- Born: March 8, 1931 Baltimore, Maryland, U.S.
- Died: December 25, 2009 (aged 78) Randallstown, Maryland, U.S.
- Political party: Democratic

= A. Robert Kaufman =

American socialist, civil rights activist, and perennial candidate (1931-2009)

Alan Robert Kaufman (March 8, 1931 – December 25, 2009) was an American socialist, civil rights activist, and perennial candidate in Baltimore, Maryland.

==Early life==
Alan Robert Kaufman was born in Baltimore in 1931 into a middle-class Jewish family. He was the son of Frank Ezekiel and Helen (Leibowitz) Kaufman.

==Politics==
Kaufman ran as a candidate in the Democratic primary for the 1986 United States Senate election in Maryland, losing to Barbara Mikulski. Kaufman received 6,505 votes, 1.05% of the ballots.
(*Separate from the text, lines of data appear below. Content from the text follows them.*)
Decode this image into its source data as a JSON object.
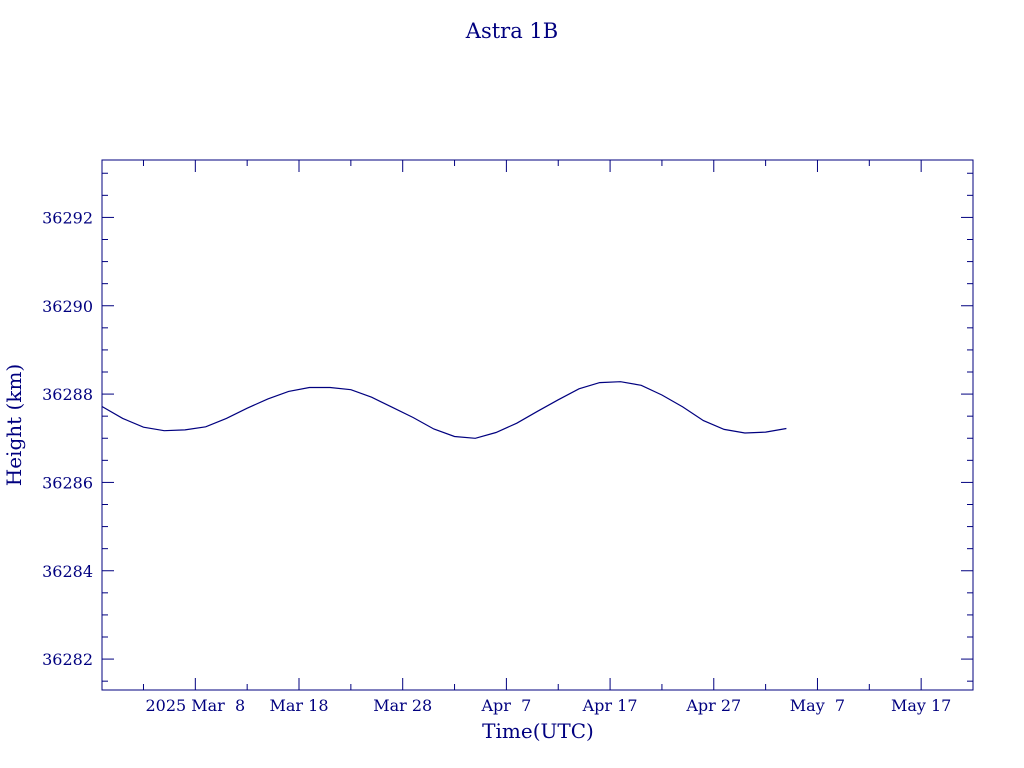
{
  "chart_data": {
    "type": "line",
    "title": "Astra 1B",
    "xlabel": "Time(UTC)",
    "ylabel": "Height (km)",
    "x_tick_labels": [
      "2025 Mar  8",
      "Mar 18",
      "Mar 28",
      "Apr  7",
      "Apr 17",
      "Apr 27",
      "May  7",
      "May 17"
    ],
    "y_tick_labels": [
      "36282",
      "36284",
      "36286",
      "36288",
      "36290",
      "36292"
    ],
    "xlim": [
      "2025-02-27",
      "2025-05-22"
    ],
    "ylim": [
      36281.3,
      36293.3
    ],
    "grid": false,
    "series": [
      {
        "x": [
          "2025-02-27",
          "2025-03-01",
          "2025-03-03",
          "2025-03-05",
          "2025-03-07",
          "2025-03-09",
          "2025-03-11",
          "2025-03-13",
          "2025-03-15",
          "2025-03-17",
          "2025-03-19",
          "2025-03-21",
          "2025-03-23",
          "2025-03-25",
          "2025-03-27",
          "2025-03-29",
          "2025-03-31",
          "2025-04-02",
          "2025-04-04",
          "2025-04-06",
          "2025-04-08",
          "2025-04-10",
          "2025-04-12",
          "2025-04-14",
          "2025-04-16",
          "2025-04-18",
          "2025-04-20",
          "2025-04-22",
          "2025-04-24",
          "2025-04-26",
          "2025-04-28",
          "2025-04-30",
          "2025-05-02",
          "2025-05-04"
        ],
        "values": [
          36287.72,
          36287.45,
          36287.25,
          36287.17,
          36287.19,
          36287.26,
          36287.45,
          36287.68,
          36287.89,
          36288.06,
          36288.15,
          36288.15,
          36288.1,
          36287.93,
          36287.7,
          36287.47,
          36287.21,
          36287.04,
          36287.0,
          36287.13,
          36287.34,
          36287.61,
          36287.87,
          36288.12,
          36288.26,
          36288.28,
          36288.2,
          36287.98,
          36287.71,
          36287.4,
          36287.2,
          36287.12,
          36287.14,
          36287.22
        ]
      }
    ]
  },
  "colors": {
    "ink": "#00007f",
    "background": "#ffffff"
  }
}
In 1999, Kaufman ran as a candidate in the Democratic primary of the 1999 Baltimore mayoral election. Losing to Martin O'Malley, he received 238, less than 0.1% of the vote. As a mayoral candidate, Kaufman proposed creating a red light district in Baltimore for legalized sex work. Kaufman also called for the decriminalization of drugs and the establishment of clinics to dispense drugs to drug addicts. Kaufman believed that decriminalization of prostitution and drugs would help reduce Baltimore's high rate of HIV and STI infections and help discourage the illegal drug market and related violence.

==Personal life==
Kaufman never married or had children. In December 2005, a drug-addicted tenant attacked Kaufman at his Baltimore home with a brick, stabbed him, and stole his wallet. In September, the tenant was sentenced to three years in prison, pleading guilty to robbery with a deadly weapon. Kaufman spoke at the hearing, saying that his assailant should receive counseling and drug rehabilitation.

==Death==
Kaufman died on December 25, 2009, at Northwest Hospital in Randallstown, Maryland. Kaufman had been undergoing kidney dialysis since his assault in 2005, which had caused his kidneys to fail. His sister Ruth Lipsetts was his sole surviving relative.